Segundo a PF, o exame foi direcionado após relatos de queda recente e desequilíbrio ao caminhar. A perícia apontou hipóteses clínicas associadas ao quadro geral do paciente, incluindo possível deficiência de vitaminas do complexo B, como B12 e ácido fólico, além de efeitos relacionados ao uso contínuo de vários medicamentos.
De acordo com o documento, a chamada polifarmácia — uso simultâneo de diferentes fármacos — pode aumentar o risco de efeitos adversos como tontura, sedação, lentidão psicomotora e queda de pressão ao se levantar, fatores que estariam ligados ao risco de novas quedas.
A PF afirmou ainda que Bolsonaro recebe tratamento médico adequado na unidade prisional. O laudo cita acompanhamento clínico, controle da pressão arterial, dieta específica e realização de exames periódicos, conforme determinação do ministro Alexandre de Moraes, do Supremo Tribunal Federal.

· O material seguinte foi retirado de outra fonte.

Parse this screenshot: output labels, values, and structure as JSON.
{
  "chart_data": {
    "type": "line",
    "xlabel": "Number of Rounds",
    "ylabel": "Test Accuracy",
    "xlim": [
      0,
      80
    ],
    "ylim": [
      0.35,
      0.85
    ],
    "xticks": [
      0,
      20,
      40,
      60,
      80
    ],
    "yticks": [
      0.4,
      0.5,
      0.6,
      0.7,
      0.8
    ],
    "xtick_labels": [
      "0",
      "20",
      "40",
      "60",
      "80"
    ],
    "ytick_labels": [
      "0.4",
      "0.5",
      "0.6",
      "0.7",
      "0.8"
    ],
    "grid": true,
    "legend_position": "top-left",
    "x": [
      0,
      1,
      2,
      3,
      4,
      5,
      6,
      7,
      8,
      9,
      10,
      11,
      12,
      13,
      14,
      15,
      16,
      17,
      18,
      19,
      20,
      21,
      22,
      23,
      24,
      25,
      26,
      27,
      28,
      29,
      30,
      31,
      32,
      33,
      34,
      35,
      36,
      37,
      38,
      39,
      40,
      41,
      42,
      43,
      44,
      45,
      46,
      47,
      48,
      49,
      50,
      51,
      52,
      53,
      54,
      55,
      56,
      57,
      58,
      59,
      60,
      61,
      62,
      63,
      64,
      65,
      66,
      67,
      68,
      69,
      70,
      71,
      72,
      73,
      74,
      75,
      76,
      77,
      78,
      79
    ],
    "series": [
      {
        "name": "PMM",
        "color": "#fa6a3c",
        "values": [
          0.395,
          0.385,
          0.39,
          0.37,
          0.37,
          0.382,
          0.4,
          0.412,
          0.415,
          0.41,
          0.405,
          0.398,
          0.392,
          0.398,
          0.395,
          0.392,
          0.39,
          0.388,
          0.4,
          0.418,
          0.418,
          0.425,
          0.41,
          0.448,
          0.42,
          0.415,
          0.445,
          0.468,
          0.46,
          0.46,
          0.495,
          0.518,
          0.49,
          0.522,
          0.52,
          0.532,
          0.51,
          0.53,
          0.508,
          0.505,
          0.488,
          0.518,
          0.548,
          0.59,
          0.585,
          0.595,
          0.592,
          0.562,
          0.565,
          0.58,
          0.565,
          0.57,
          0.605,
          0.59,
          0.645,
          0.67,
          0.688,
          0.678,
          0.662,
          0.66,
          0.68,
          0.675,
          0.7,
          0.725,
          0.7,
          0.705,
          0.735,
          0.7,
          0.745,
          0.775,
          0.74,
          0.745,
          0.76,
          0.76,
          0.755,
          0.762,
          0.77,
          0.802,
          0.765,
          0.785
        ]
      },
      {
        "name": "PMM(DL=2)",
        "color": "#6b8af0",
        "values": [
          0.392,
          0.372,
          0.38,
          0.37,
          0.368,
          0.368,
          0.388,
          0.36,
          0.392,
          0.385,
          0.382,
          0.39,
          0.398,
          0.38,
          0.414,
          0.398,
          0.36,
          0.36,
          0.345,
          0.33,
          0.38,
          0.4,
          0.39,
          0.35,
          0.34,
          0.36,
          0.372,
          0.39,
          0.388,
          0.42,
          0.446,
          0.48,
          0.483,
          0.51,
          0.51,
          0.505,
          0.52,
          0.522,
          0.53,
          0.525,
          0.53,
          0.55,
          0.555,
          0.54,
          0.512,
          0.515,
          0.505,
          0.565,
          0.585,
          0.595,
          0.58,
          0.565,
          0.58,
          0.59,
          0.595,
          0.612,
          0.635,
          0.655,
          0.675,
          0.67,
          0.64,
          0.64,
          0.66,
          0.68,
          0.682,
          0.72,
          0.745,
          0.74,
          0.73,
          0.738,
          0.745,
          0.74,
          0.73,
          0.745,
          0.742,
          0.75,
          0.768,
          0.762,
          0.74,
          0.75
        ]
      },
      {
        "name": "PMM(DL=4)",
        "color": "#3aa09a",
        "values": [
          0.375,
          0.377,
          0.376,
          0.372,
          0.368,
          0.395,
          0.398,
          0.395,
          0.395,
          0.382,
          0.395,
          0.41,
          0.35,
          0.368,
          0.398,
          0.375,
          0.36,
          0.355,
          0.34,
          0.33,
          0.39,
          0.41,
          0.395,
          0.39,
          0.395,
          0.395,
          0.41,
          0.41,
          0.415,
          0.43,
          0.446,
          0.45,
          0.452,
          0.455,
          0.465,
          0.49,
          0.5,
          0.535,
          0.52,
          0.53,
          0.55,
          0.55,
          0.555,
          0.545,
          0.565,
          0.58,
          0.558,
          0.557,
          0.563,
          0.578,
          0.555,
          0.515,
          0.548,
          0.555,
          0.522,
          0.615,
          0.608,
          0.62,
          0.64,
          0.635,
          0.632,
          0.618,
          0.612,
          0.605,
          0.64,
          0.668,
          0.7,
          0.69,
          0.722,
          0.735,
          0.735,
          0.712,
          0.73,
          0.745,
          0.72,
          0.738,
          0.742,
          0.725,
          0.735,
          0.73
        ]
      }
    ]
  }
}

Após a divulgação do relatório médico, Moraes determinou que a defesa de Bolsonaro e a Procuradoria-Geral da República (PGR) se manifestem em até cinco dias sobre o conteúdo do laudo. O ministro também afirmou que não há necessidade de manter sigilo sobre a documentação apresentada pela Polícia Federal.
Em avaliação médica anterior, Bolsonaro afirmou que percebeu melhora nas condições da prisão após a transferência da Superintendência da PF para a Papudinha, destacando mais espaço para circulação e ambiente considerado satisfatório em limpeza e ruídos.


A unidade tem capacidade para até 60 presos e conta com alojamentos coletivos, banheiro com chuveiro, cozinha, lavanderia e área externa para banho de sol, além de permitir o uso de televisão e ventilação mecânica, conforme regras do sistema penitenciário.